While we are discussing half-baked jobs, let's talk about a status quo where huge numbers of people are doing piles of mind numbing, annoying labor (and making mistakes) just because programming has not been applied. In many cases the funding and justification are not there to improve the process, in no small part because of a traditional culture which tends to programming as effete play or impossible wizardry or both. Do you really mean to suggest that there is NO value in automating or improving processes (or constructing things for yourself) unless you are working full time as a 'professional' developer? The technology is getting easier and easier for people without deep computer science background, so you are on the wrong side of history.

Programming is an incredibly valuable development of this century. It's as much part of the modern human heritage as banking or oral contraceptives. It should be applied in MANY more areas than it is applied.

This macho, elitist attitude is one of the biggest things which keeps a ton of women out of programming and related fields. Treating programming as some kind of venue for manhood comparison, and excluding people who do it for the love and the pursuit of knowledge, is detrimental to the art. It's a bad and unproductive attitude and it should stop yesterday.



What do you mean by useful ? Seriously what is really useful in all that "Please code / Please don't code" story ? In itself nothing, it's all a matter of opinion. That doesn't make it less interesting.

So putting the sentence "Please don't learn to code" out of context is just not fair and misleading.

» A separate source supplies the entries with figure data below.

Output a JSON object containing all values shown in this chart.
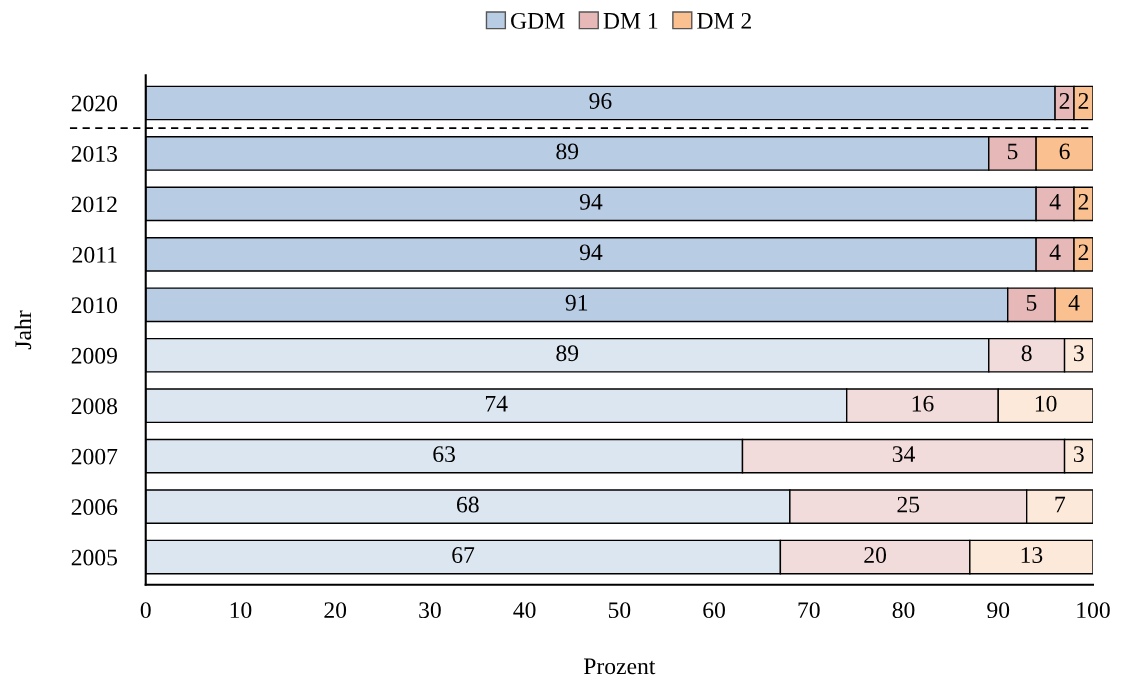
{
  "chart_data": {
    "type": "bar",
    "orientation": "horizontal",
    "stacked": true,
    "data_labels": true,
    "xlabel": "Prozent",
    "ylabel": "Jahr",
    "categories": [
      "2020",
      "2013",
      "2012",
      "2011",
      "2010",
      "2009",
      "2008",
      "2007",
      "2006",
      "2005"
    ],
    "series": [
      {
        "name": "GDM",
        "color": "#b8cce4",
        "colors": [
          "#b8cce4",
          "#b8cce4",
          "#b8cce4",
          "#b8cce4",
          "#b8cce4",
          "#dce6f1",
          "#dce6f1",
          "#dce6f1",
          "#dce6f1",
          "#dce6f1"
        ],
        "values": [
          96,
          89,
          94,
          94,
          91,
          89,
          74,
          63,
          68,
          67
        ]
      },
      {
        "name": "DM 1",
        "color": "#e6b8b7",
        "colors": [
          "#e6b8b7",
          "#e6b8b7",
          "#e6b8b7",
          "#e6b8b7",
          "#e6b8b7",
          "#f2dcdb",
          "#f2dcdb",
          "#f2dcdb",
          "#f2dcdb",
          "#f2dcdb"
        ],
        "values": [
          2,
          5,
          4,
          4,
          5,
          8,
          16,
          34,
          25,
          20
        ]
      },
      {
        "name": "DM 2",
        "color": "#fac090",
        "colors": [
          "#fac090",
          "#fac090",
          "#fac090",
          "#fac090",
          "#fac090",
          "#fde9d9",
          "#fde9d9",
          "#fde9d9",
          "#fde9d9",
          "#fde9d9"
        ],
        "values": [
          2,
          6,
          2,
          2,
          4,
          3,
          10,
          3,
          7,
          13
        ]
      }
    ],
    "xlim": [
      0,
      100
    ],
    "xticks": [
      0,
      10,
      20,
      30,
      40,
      50,
      60,
      70,
      80,
      90,
      100
    ],
    "grid": false,
    "legend": "top"
  }
}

He wrote this post like he wrote everything else he does, with his style. You have the right not to like it but please do not state your opinion as fact. How does the post is more useful ?

The idea that everyone should learn to program doesn't disturb me at the least but it's just a waste of time. Comparing programing langage with english, french, russian or whatever is just a joke. The day the first words of a baby will be the binary representation of "Mommy" I'll rethink about it.

In truth those who want to get involved in programming for whatever reason (as a hobby, professionally, by curiousity ...) are those who should learn to program. So let's drop the hype, pleadge and let's keep those good websites which help to get started. I find knowing how to program really useful, empowering, fun and challenging but not everyone has to feel the same way and not every programmer feels like I do. That is what Jeff Attwood tells in this post, while humouring himself with the movement. So please learn to code, if you want to but you'll still be cool if you don't.


I guess Atwood felt that even he needed linkbait and chose that title for that post.